Mi ropa ha cambiado tanto de armario que las camisas, la mayoría estampadas, lamentan estar en fila cada cierto tiempo, no se acostumbran, a cada cubículo nuevo dicen que se agobian al tener que despedirse de sus amigas las baldas. Los zapatos adoran cambiarse y no tener que andar, metidos en cajas o bolsas reposan, pero los pijamas y la ropa interior son muy sensibles y detestan los cambios de olor de las maderas y algo esnobs también son, ya que no soportan el diseño de muchas de las cómodas. Los pocos sombreros que tengo en mi posesión me reprochan que tendrían una vida más estable encima de un espantapájaros y que al menos así respirarían aire puro. Estarán siendo muy desagradecidas las bufandas y los foulards, acostumbro a fardar de ellas, pero exigen siempre estar encima de un galán. Los únicos que me apoyan son los pantalones, siempre tengo la misma talla, nunca me aprietan salvo a veces cuando ven a otros pantalones.
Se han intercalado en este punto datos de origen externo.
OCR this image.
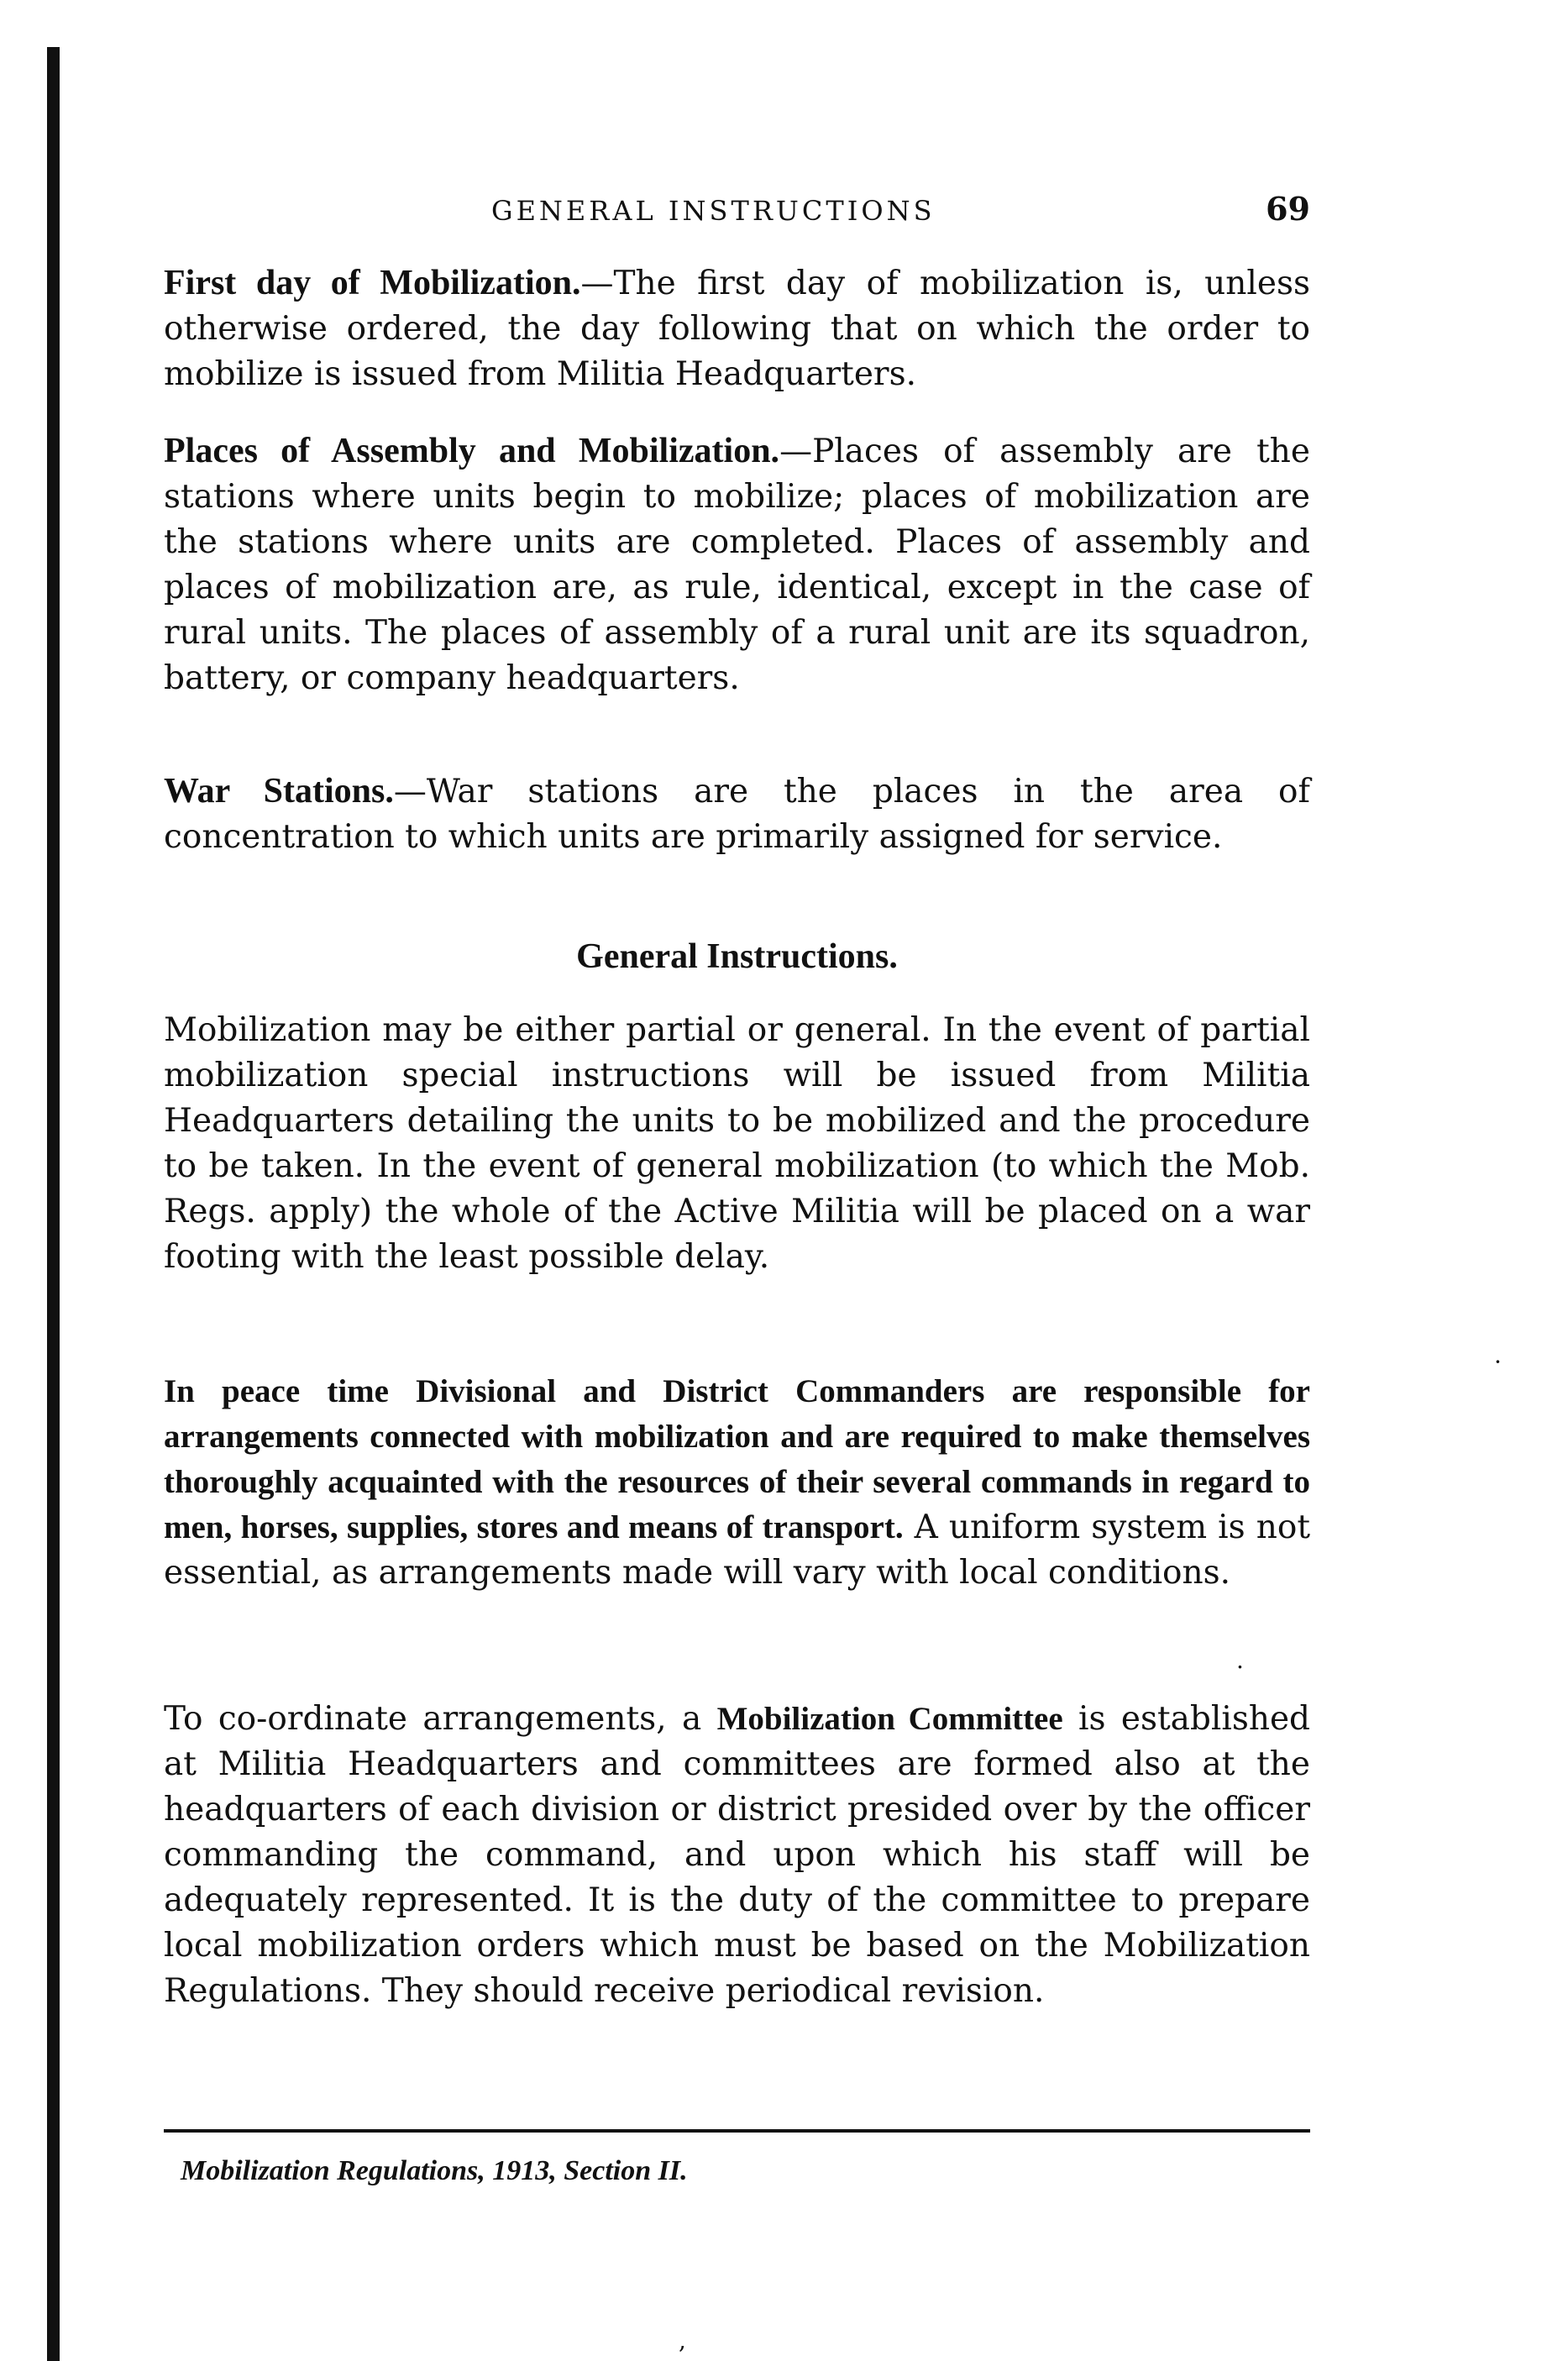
GENERAL INSTRUCTIONS	69

First day of Mobilization.—The first day of mobilization is, unless otherwise ordered, the day following that on which the order to mobilize is issued from Militia Headquarters.

Places of Assembly and Mobilization.—Places of assembly are the stations where units begin to mobilize; places of mobilization are the stations where units are completed. Places of assembly and places of mobilization are, as rule, identical, except in the case of rural units. The places of assembly of a rural unit are its squadron, battery, or company headquarters.

War Stations.—War stations are the places in the area of concentration to which units are primarily assigned for service.

General Instructions.

Mobilization may be either partial or general. In the event of partial mobilization special instructions will be issued from Militia Headquarters detailing the units to be mobilized and the procedure to be taken. In the event of general mobilization (to which the Mob. Regs. apply) the whole of the Active Militia will be placed on a war footing with the least possible delay.

In peace time Divisional and District Commanders are responsible for arrangements connected with mobilization and are required to make themselves thoroughly acquainted with the resources of their several commands in regard to men, horses, supplies, stores and means of transport. A uniform system is not essential, as arrangements made will vary with local conditions.

To co-ordinate arrangements, a Mobilization Committee is established at Militia Headquarters and committees are formed also at the headquarters of each division or district presided over by the officer commanding the command, and upon which his staff will be adequately represented. It is the duty of the committee to prepare local mobilization orders which must be based on the Mobilization Regulations. They should receive periodical revision.

Mobilization Regulations, 1913, Section II.
·
.
,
Decidí encender una vela en la Iglesia de las Calatravas porque me dije: voy a cubrir todas las posibilidades de que alguien me ayude. Además, tenía cambio en monedas, había tomado un café olé. El frío azul que hacía intensificó aún más mi deseo de plegaria. Quería prender un cirio, para agotar todas las posiblidades de auxilio, y como ya conocía su cúpula, aumentó mi deseo de contemplarla gracias a la belleza de sus frescos. Al entrar sólo había un fiel, arrodillado, y tapándose la cara con las manos, implorándose a sí mismo. La concha de agua bendita estaba seca y me bendije con lo que parecía ser un poco de café molido que había quedado entre mis dedos. El Cristo de la Cafeína. Fui directo a la sección de velas. Como consumidor sé lo que quiero, incluso en productos metafísicos. Saqué el euro del monedero de oro. Lo introduje en aquella hucha de metal, y escogí una cerilla al azar. No tenía whiskey, no tenía helado de vainilla ni nata, pero al quedarme hipnotizado con la llama no pude evitar por encima de todo anhelar una sola cosa: un café irlandés.